3. **Data Insertion:**
- The program inserts the CSV rows into the SQLite table in batches of 10,000 rows for efficiency.
- It displays the number of rows inserted and the speed of insertion.

## Performance

The program uses batching and transactions to optimize the performance of inserting data into SQLite. You can monitor the progress and speed of the insertion process, which is displayed in rows per second (wps).

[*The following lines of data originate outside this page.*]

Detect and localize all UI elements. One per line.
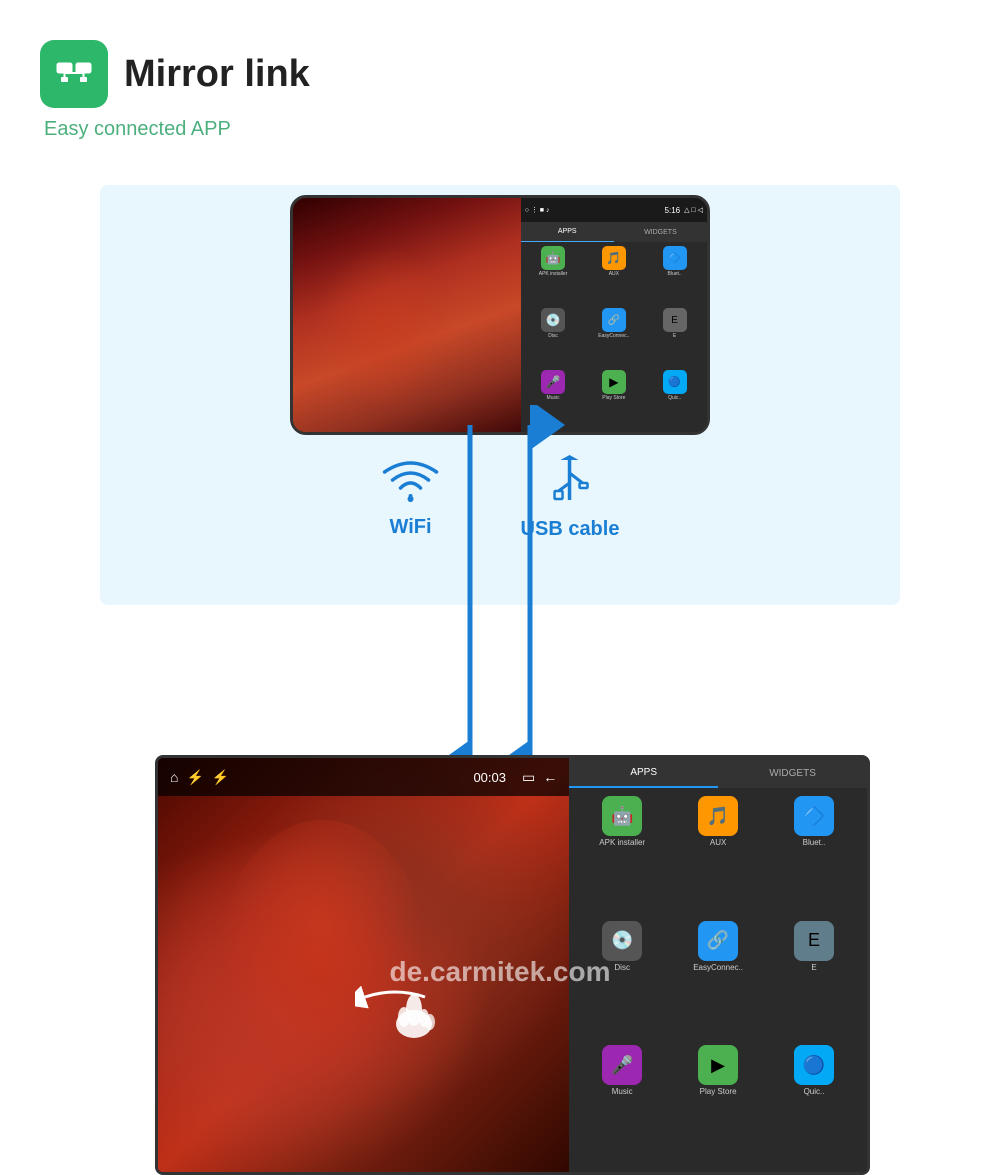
easy-connected-label: Easy connected APP [44, 118, 310, 141]
wifi-label: WiFi [390, 516, 432, 539]
list-item: 🔗 EasyConnec.. [585, 308, 642, 366]
wifi-icon [381, 458, 441, 508]
phone-screen-video [293, 198, 521, 432]
usb-connection: USB cable [521, 455, 620, 541]
car-home-icon: ⌂ [170, 769, 178, 785]
list-item: 🔷 Bluet.. [769, 796, 859, 915]
list-item: 🎵 AUX [585, 246, 642, 304]
car-app-icon-disc: 💿 [602, 921, 642, 961]
diagram-area: ○ ⋮ ■ ♪ 5:16 △ □ ◁ APPS WIDGETS 🤖 APK in… [0, 185, 1000, 1000]
app-icon-bt: 🔷 [663, 246, 687, 270]
phone-tab-widgets: WIDGETS [614, 222, 707, 242]
car-time: 00:03 [473, 770, 506, 785]
car-app-icon-bt: 🔷 [794, 796, 834, 836]
app-icon-disc: 💿 [541, 308, 565, 332]
car-apps-panel: APPS WIDGETS 🤖 APK installer 🎵 AUX 🔷 Blu… [569, 758, 867, 1172]
phone-status-bar: ○ ⋮ ■ ♪ 5:16 △ □ ◁ [521, 198, 707, 222]
list-item: 🎵 AUX [673, 796, 763, 915]
app-icon-apk: 🤖 [541, 246, 565, 270]
mirror-link-icon [40, 40, 108, 108]
list-item: 🔷 Bluet.. [646, 246, 703, 304]
car-app-icon-play: ▶ [698, 1045, 738, 1085]
app-icon-e: E [663, 308, 687, 332]
app-icon-music: 🎤 [541, 370, 565, 394]
connection-icons: WiFi USB cable [381, 455, 620, 541]
watermark: de.carmitek.com [390, 956, 611, 988]
car-window-icon: ▭ [522, 769, 535, 786]
list-item: 🤖 APK installer [577, 796, 667, 915]
app-icon-play: ▶ [602, 370, 626, 394]
car-app-icon-e: E [794, 921, 834, 961]
finger-pointer [384, 982, 444, 1042]
phone-video-content [293, 198, 521, 432]
list-item: 🎤 Music [525, 370, 582, 428]
list-item: ▶ Play Store [673, 1045, 763, 1164]
mirror-link-row: Mirror link [40, 40, 310, 108]
car-usb-icon: ⚡ [186, 769, 203, 786]
list-item: 🔵 Quic.. [646, 370, 703, 428]
car-tab-widgets: WIDGETS [718, 758, 867, 788]
car-tab-apps: APPS [569, 758, 718, 788]
app-icon-quic: 🔵 [663, 370, 687, 394]
phone-device: ○ ⋮ ■ ♪ 5:16 △ □ ◁ APPS WIDGETS 🤖 APK in… [290, 195, 710, 435]
wifi-connection: WiFi [381, 458, 441, 539]
list-item: 🤖 APK installer [525, 246, 582, 304]
phone-tabs: APPS WIDGETS [521, 222, 707, 242]
usb-label: USB cable [521, 518, 620, 541]
header-section: Mirror link Easy connected APP [40, 40, 310, 141]
car-tabs: APPS WIDGETS [569, 758, 867, 788]
list-item: ▶ Play Store [585, 370, 642, 428]
app-icon-aux: 🎵 [602, 246, 626, 270]
list-item: E E [646, 308, 703, 366]
list-item: E E [769, 921, 859, 1040]
list-item: 💿 Disc [525, 308, 582, 366]
car-usb2-icon: ⚡ [212, 769, 229, 786]
car-app-icon-apk: 🤖 [602, 796, 642, 836]
mirror-link-title: Mirror link [124, 53, 310, 96]
car-back-icon: ← [543, 769, 557, 785]
car-app-icon-music: 🎤 [602, 1045, 642, 1085]
list-item: 🔵 Quic.. [769, 1045, 859, 1164]
car-app-icon-aux: 🎵 [698, 796, 738, 836]
app-icon-easy: 🔗 [602, 308, 626, 332]
car-status-bar: ⌂ ⚡ ⚡ 00:03 ▭ ← [158, 758, 569, 796]
usb-icon [545, 455, 595, 510]
phone-tab-apps: APPS [521, 222, 614, 242]
phone-apps-grid: 🤖 APK installer 🎵 AUX 🔷 Bluet.. 💿 Disc 🔗 [521, 242, 707, 432]
list-item: 🎤 Music [577, 1045, 667, 1164]
car-app-icon-quic: 🔵 [794, 1045, 834, 1085]
car-app-icon-easy: 🔗 [698, 921, 738, 961]
phone-screen-apps: ○ ⋮ ■ ♪ 5:16 △ □ ◁ APPS WIDGETS 🤖 APK in… [521, 198, 707, 432]
car-apps-grid: 🤖 APK installer 🎵 AUX 🔷 Bluet.. 💿 Disc 🔗 [569, 788, 867, 1172]
list-item: 🔗 EasyConnec.. [673, 921, 763, 1040]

30s to import 6.4million rows from [Geographic units, by industry and statistical area: 2000–2023 descending order – CSV](https://www.stats.govt.nz/assets/Uploads/New-Zealand-business-demography-statistics/New-Zealand-business-demography-statistics-At-February-2023/Download-data/geographic-units-by-industry-and-statistical-area-20002023-descending-order-.zip) from [stats.govt.nz](https://www.stats.govt.nz/large-datasets/csv-files-for-download/) site.
```bash
❯ time ./csvtosqlite -f sample_nz_geo_units.csv
Opening CSV file: sample_nz_geo_units.csv
Parsing headers...
Determining data type based on the first row...
> anzsic06 (anzsic06): String
> area (Area): String
> year (year): Integer
> geo_count (geo_count): Integer
> ec_count (ec_count): Integer
Creating database: data.db
Creating table:
CREATE TABLE IF NOT EXISTS sample_nz_geo_units (
anzsic06 TEXT,
area TEXT,
year INTEGER,
geo_count INTEGER,
ec_count INTEGER
);
Inserting rows...
Finalising...Done! Inserted 6,457,053 rows (217,304,041 bytes) at (214150.80 rps)
./csvtosqlite -f sample_nz_geo_units.csv 28.76s user 0.81s system 98% cpu 30.166 total
avg shared (code): 0 KB
avg unshared (data/stack): 0 KB
total (sum): 0 KB
max memory: 23
page faults from disk: 0
other page faults: 114444
```

## Dependencies

This project relies on the following Rust crates:

- **clap:** For command-line argument parsing.
- **csv:** For reading and parsing CSV files.
- **sqlx:** For interacting with the SQLite database.
- **tokio:** For asynchronous programming.

You can find the dependencies in the `Cargo.toml` file.

## Contributing

If you would like to contribute to this project, please open a pull request or an issue with your suggestions or bug reports.